Ashley stepped out of the indie music world after college to focus on theatre, and has since built a dynamic resume of critically-acclaimed performances in the NYC and tri-state area.
She received a BroadwayWorld Award nomination for playing Simon Zealotes in Jesus Christ Superstar with Madison Lyric Stage, as well as an OnStage Critics Award nomination for playing Wednesday Addams in the Westchester regional premiere of The Addams Family. Other favorite roles include Evita in Evita, Amy in Company, and Kira/Clio in Xanadu (twice).
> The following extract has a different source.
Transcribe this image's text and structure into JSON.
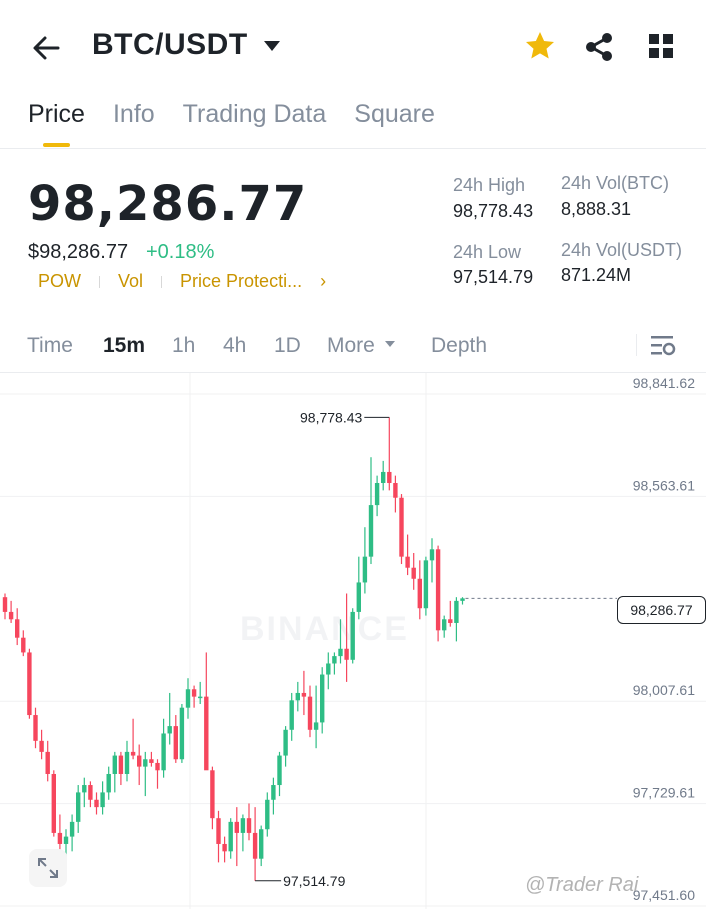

A proud member of Actors' Equity Association, theatre remains at the forefront of her passions, but she soon felt the urge to return to making her own music, without being limited by the conventions of the audition room. In collaboration with producer Gabriel Pressman and industrial rock singer/songwriter Garek, the pieces began falling together for a new album, spawning the singles "Half of My Life," "Automatoronic," and "Starving Artist." Her new songs are currently spinning on radio stations and podcasts across the world--click here for a list of where to listen and request! The full album, Boycott Ashley Wool, is slated for release in fall 2020. While the title originated as a cheeky nod to some Internet trolls, it takes on a deeper meaning as a commentary about defiance, rebellion, calling people out, and calling yourself out. Themes of insecurity, privilege, and betrayal play out over catchy pop hooks fused with industrial and punk influences--and of course, plenty of theatrical flair.
She is, after all, still a butterfly rock star on the inside--just older, wiser, and hopefully woker.